Calendário disponibilizado pelo Judiciário não pode ser considerado inidôneo
15 de junho de 2022, 20h24
Ao julgar o AREsp 1.779.552/GO, o Superior Tribunal de Justiça decidiu que o calendário disponibilizado pelo site do Tribunal de Justiça de Goiás não constituiria um documento idôneo para fins de comprovação de feriado local, concluindo pela intempestividade do recurso especial.
O formalismo extremo demonstrado pelo posicionamento adotado pelo STJ desconsidera o atributo da presunção de legitimidade do ato administrativo veiculado por uma Corte Estadual, isso é, um órgão do próprio Poder Judiciário.
Além disso, a primazia do julgamento do mérito é um dos mais relevantes princípios do CPC (artigos 4º e 6º), que tem por escopo a solução de mérito (objeto da lide), para que se atenda à real efetividade do processo judicial pelo qual os jurisdicionados submetem as soluções das suas questões.
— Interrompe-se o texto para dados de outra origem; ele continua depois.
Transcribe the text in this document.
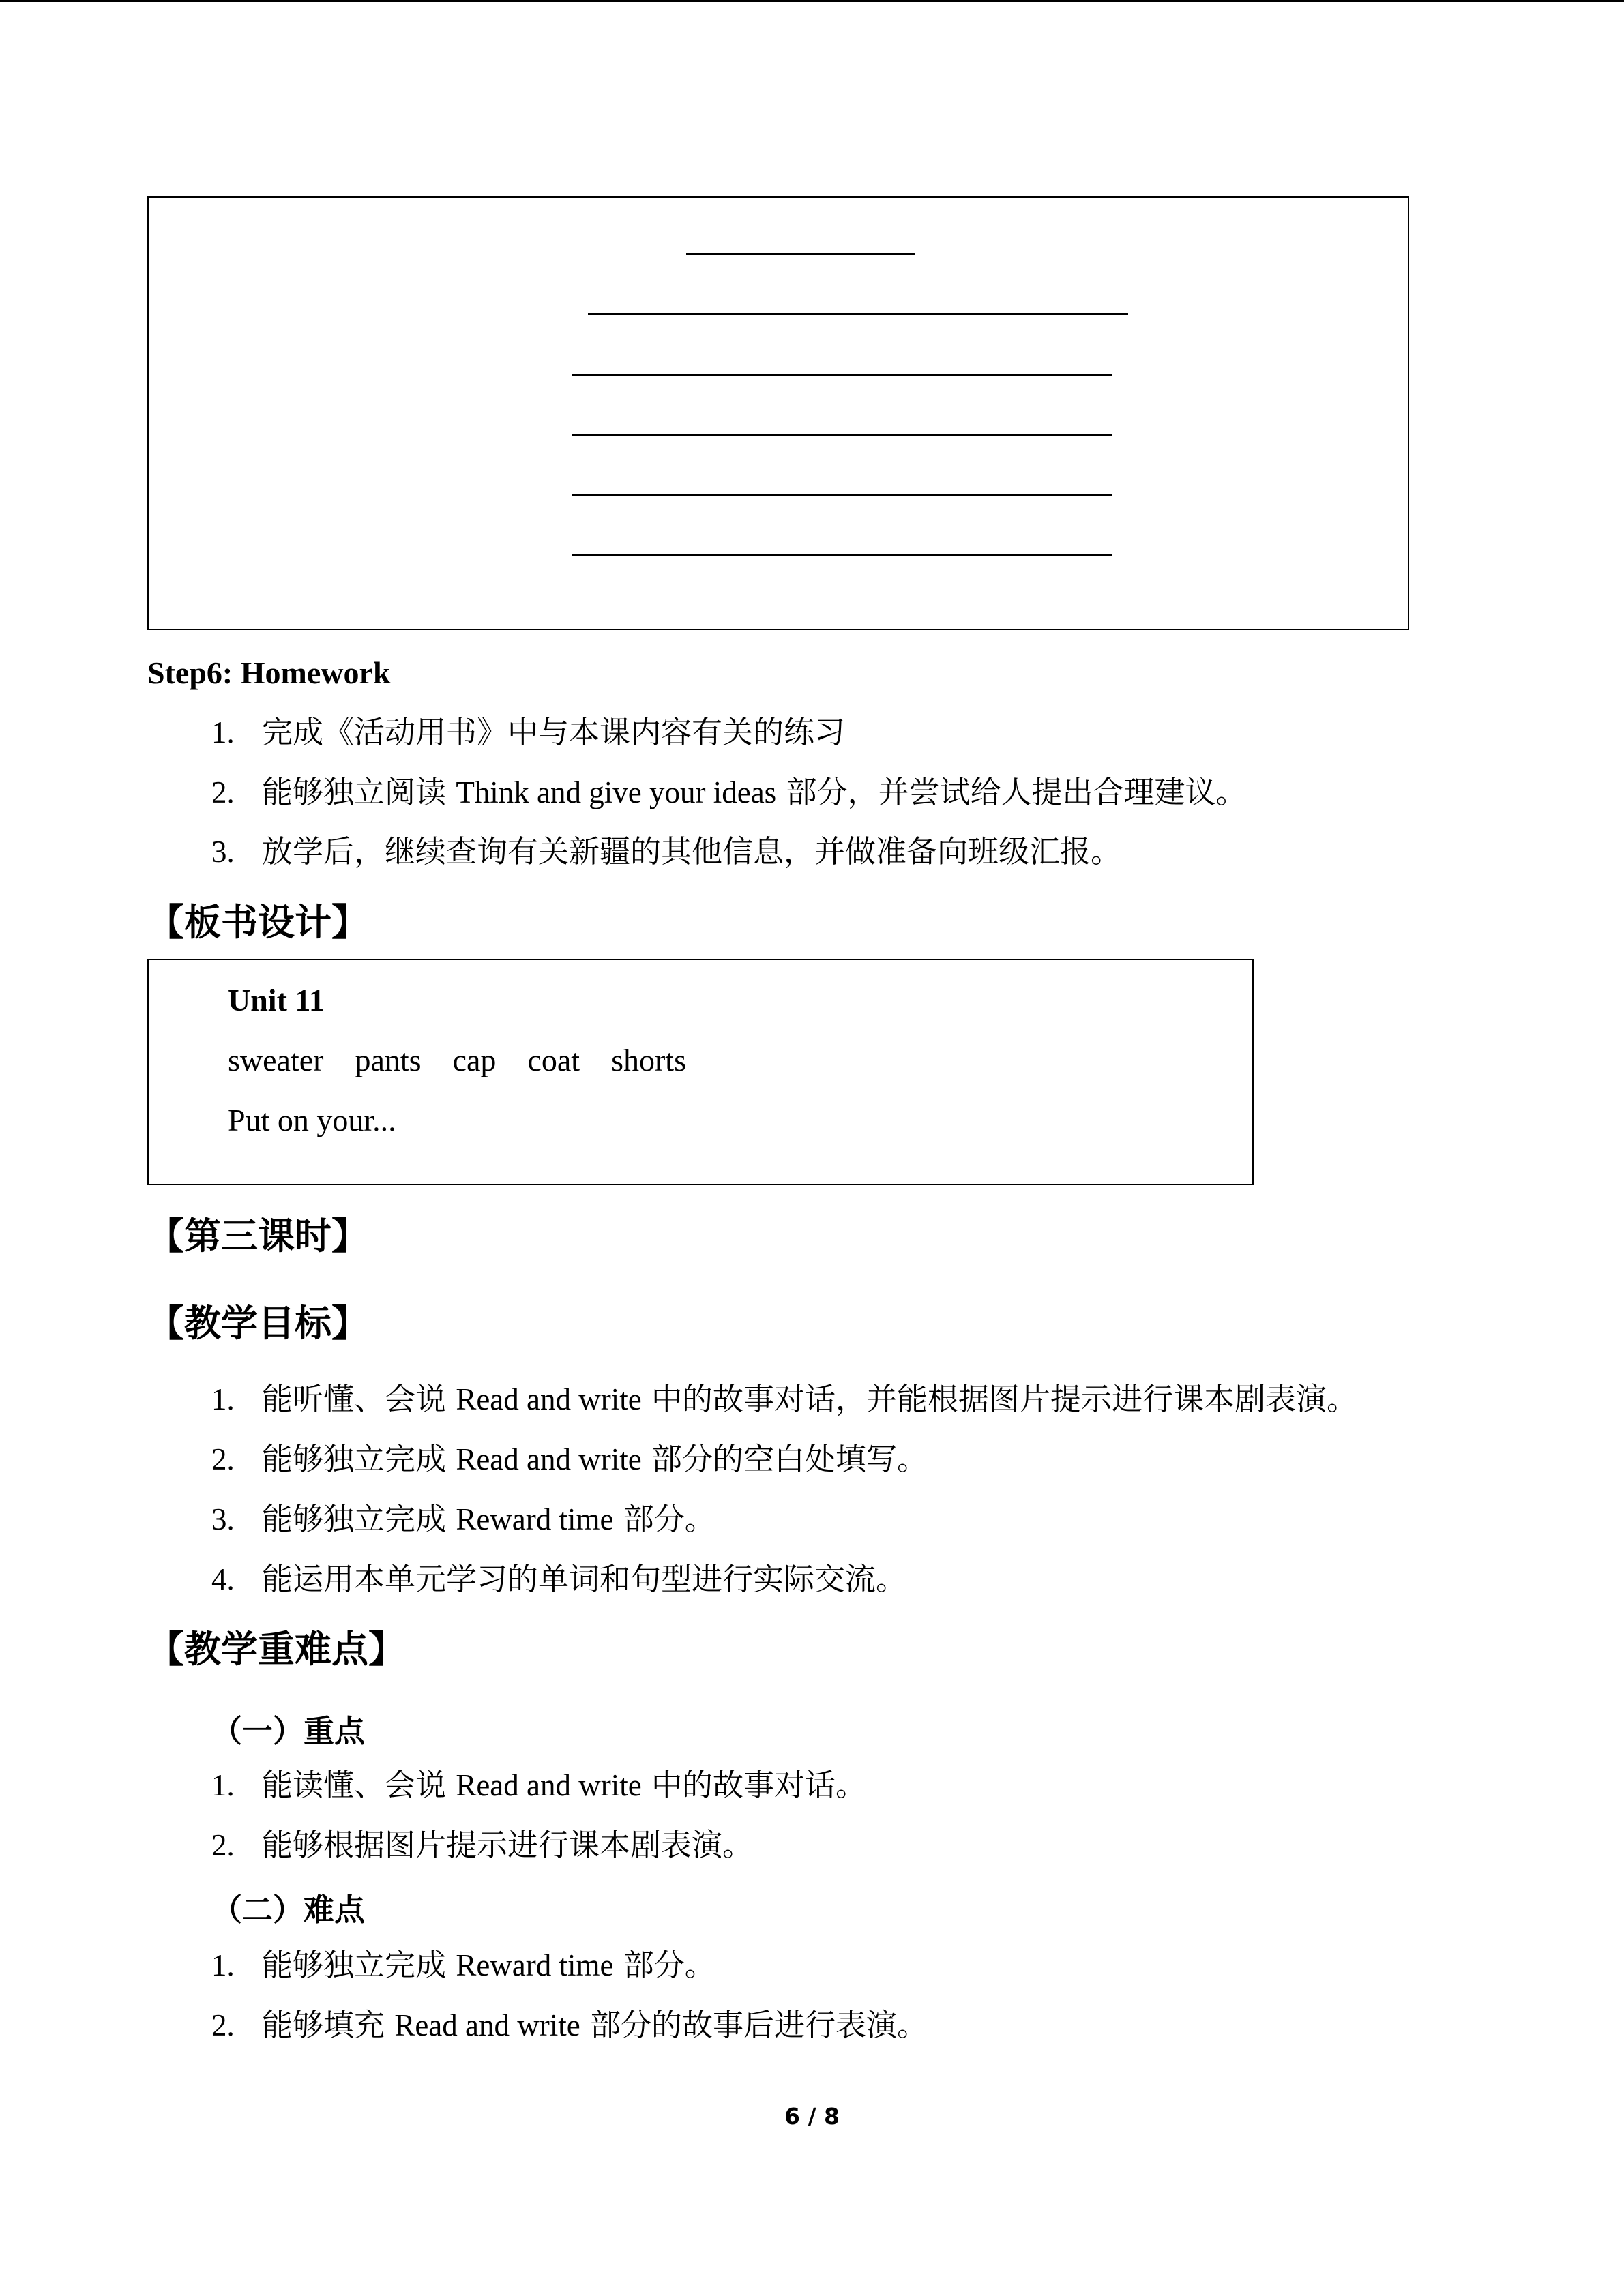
Step6: Homework
1. 完成《活动用书》中与本课内容有关的练习
2. 能够独立阅读 Think and give your ideas 部分，并尝试给人提出合理建议。
3. 放学后，继续查询有关新疆的其他信息，并做准备向班级汇报。
【板书设计】
Unit 11
sweater pants cap coat shorts
Put on your...
【第三课时】
【教学目标】
1. 能听懂、会说 Read and write 中的故事对话，并能根据图片提示进行课本剧表演。
2. 能够独立完成 Read and write 部分的空白处填写。
3. 能够独立完成 Reward time 部分。
4. 能运用本单元学习的单词和句型进行实际交流。
【教学重难点】
（一）重点
1. 能读懂、会说 Read and write 中的故事对话。
2. 能够根据图片提示进行课本剧表演。
（二）难点
1. 能够独立完成 Reward time 部分。
2. 能够填充 Read and write 部分的故事后进行表演。
6 / 8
Em outras palavras, preconiza-se uma decisão de mérito em detrimento de uma meramente formal (terminativa processual). O CPC também flexibiliza determinadas formalidades quando o ato, ainda que realizado doutro modo, atenda à finalidade essencial para o qual foi praticado (artigo 188), indicando que aquilo que se praticou deve ser aproveitado (salvo se realmente impossível adequá-lo ou corrigi-lo).
Como se sabe, cabe ao recorrente comprovar a existência de feriado local no ato da interposição do recurso (artigo 1.003, §6º do CPC); todavia, esse dispositivo não indica a forma de demonstração desse fato para fins da aferição da tempestividade do recurso. Logo, na ausência de determinação específica do preceito legal, o recorrente deve juntar ao recurso documento ou informação, com a respectiva fonte para verificação, que aponte para a existência do feriado local.
Para potencializar e facilitar o acesso, com clareza e transparência, de informação a todos (operadores do Direito e jurisdicionados), inúmeros sites dos Tribunais disponibilizam os seus respectivos calendários forenses, com a indicação dos dias sem expediente para fins da realização de atos (audiências e sessões de julgamento) e da contagem de prazos.
Seria dispensável lembrar que toda e qualquer informação veiculada pelos sites públicos oficiais, notadamente dos órgãos do Poder Judiciário, carrega a presunção de legitimidade e de idoneidade, pois se trata de ato administrativo, sendo existente, válido e eficaz até prova em contrário. Por isso, o calendário obtido perante o site de um Tribunal jamais poderia ser tachado de inidôneo.
Portanto, ao fazer uso de um desses calendários, o recorrente busca, perante o próprio Poder Judiciário, a informação de que necessita para a demonstração da tempestividade do seu recurso e, com isso, o atendimento da exigência do CPC.
Ademais, vale ressaltar que, além da documentação juntada pelo recorrente (com o referido calendário, por exemplo) e antes de ser encaminhado ao STJ, o recurso especial (ou o subsequente agravo) tem a sua tempestividade aferida e certificada pela Secretaria da Presidência (ou da Vice-Presidência) do respectivo Tribunal, que constitui um ato administrativo formal do Poder Judiciário, ainda que não vinculante ao STJ.
E veja que o CPC dá a solução caso haja eventual dúvida justificada sobre a informação veiculada no calendário do site de um Tribunal, pois o parágrafo único do artigo 932 estabelece que "antes de considerar inadmissível o recurso, o relator concederá o prazo de cinco dias ao recorrente para que seja sanado vício ou complementada a documentação exigível". Assim, acaso o calendário obtido perante um órgão do Poder Judiciário não fosse claro, caberia ao relator determinar a intimação do recorrente para complementar a documentação apresentada com outra que reputasse indispensável para a verificação da tempestividade recursal.
Dessa sorte, em atendimento aos princípios processuais e em reconhecimento da presunção da legitimidade e da idoneidade ínsitas dos atos administrativos, caberia, no caso de dúvida justificada (devidamente fundamentada, como se exige de qualquer decisão judicial), a intimação do recorrente para sanar a questão, em vez de sepultar de imediato, com base numa injustificada interpretação absolutamente distante do ordenamento jurídico e da razoabilidade, a pretensão de prosseguimento da análise da admissão do recurso especial.